IN FLIGHT: Kansas State University demonstrated the capabilities of the Aeryon Scout, a rotor UAS on the upper end of the scale (close-up-inset). The 3 to 4 pound aircraft has a useful load of about 400 grams (the weight of a digital point-and-shoot camera) and a flying time of about 20 minutes per battery.

Moran said that there are significant issues still to be resolved as the UAS industry takes off, including the sticky one of preserving privacy, but he sees far more potential benefit than downside. The economic benefits of job creation, economic growth and increased agricultural productivity are huge benefits, he said.

A system ready to fly

The day also featured the introduction of Bret Chilcott, founder of AgEagle at Neodesha, who has been working on UAS development with K-State and has an unmanned system going into production this month.

"I grew up on a farm and all my spare money went to flying lessons or model airplanes," he said. "I love flying model airplanes and I am also a private pilot. So, when I learned K-State was looking for help on this, I volunteered to work with them."

AgEagle is in the process of launching commercial production of its first product – a "flying wing" similar to the one demonstrated by K-State on Tuesday.

"The city of Neodesha helped me find a building suitable for manufacturing and I'm ready to go with production," he said. "And I am lucky that there are skilled workers in the Neodesha area looking for good jobs. Cobalt Boats is located here and they have reduced workforce over the last five years and many of those people are looking for work." He plans to initially employ about 25 workers, he said.

Chilcott says he has orders for eight systems and expects to make and sell about 150 before the end of this year. Planned production for 2014 is 1,200 units, he says, but he has the resources to rapidly ramp up production to meet demand.

The initial AgEagle system includes the fixed wing aircraft, which is battery operated and made of carbon fiber and foam, a launcher and a programmable auto-pilot system. It comes equipped with a camera modified to record near infrared images suitable for vegetative index analysis. The system includes software to make the images more understandable to the average user.

The software will "stitch" the photos and convert them into easy to understand color codes. Chilcott said he has been working with an Iowa-based software developer, AgPixel, to create a geo-coded map that can be loaded to and read by a variable rate applicator. That will be added to the package when it is ready, he said.

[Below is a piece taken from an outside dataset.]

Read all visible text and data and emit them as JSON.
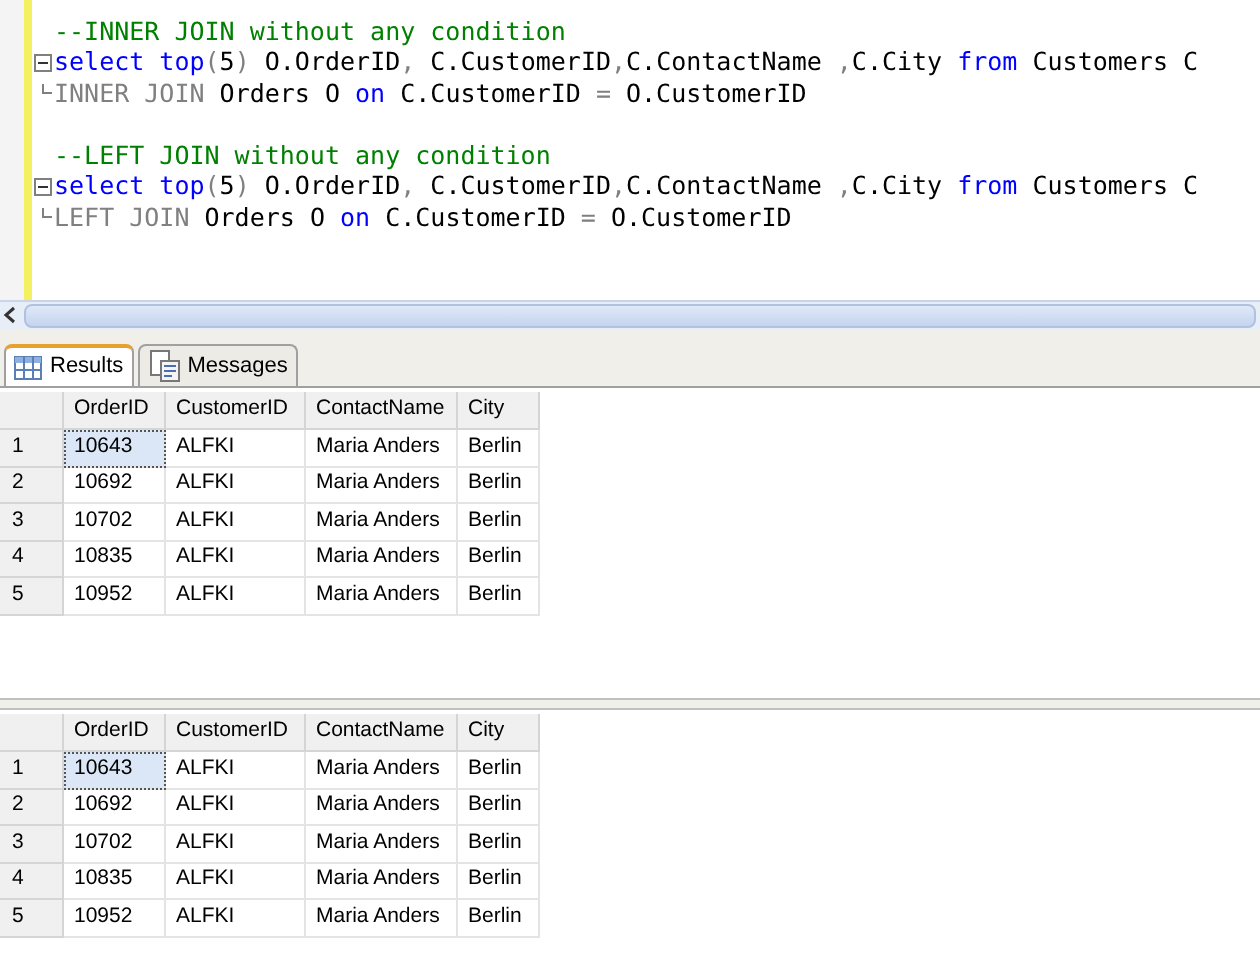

The autopilot system can be programmed to fly a pre-determined grid and then return home. The aircraft also has built in safety feature that tells it to return home if it doesn't have enough battery charge to complete its mission. If it goes down anywhere but "home," it automatically emits GPS coordinates of its location and it has an electronic location transmitter than sends a signal that can be tracked on a tablet or smart phone.

The entire package retails for under $7,000.

The prototype aircraft has been extensively tested, Chilcott said. It has flown hundreds of hours and mapped thousands of acres of cropland and has been deliberately crashed into corn stubble, trees and barbed wire fences to ensure its durability in ordinary farm operations.

"I throw it in the back of the pickup truck and take off down a dusty road," Chilcott said. "I want to be sure that it will hold up in normal, everyday farm use. My goal is to make this something that works for farmers."

Note: A previous version of this story incorrectly named Mike Toscano as Mike Tuscano. Farm Progress regrets the error.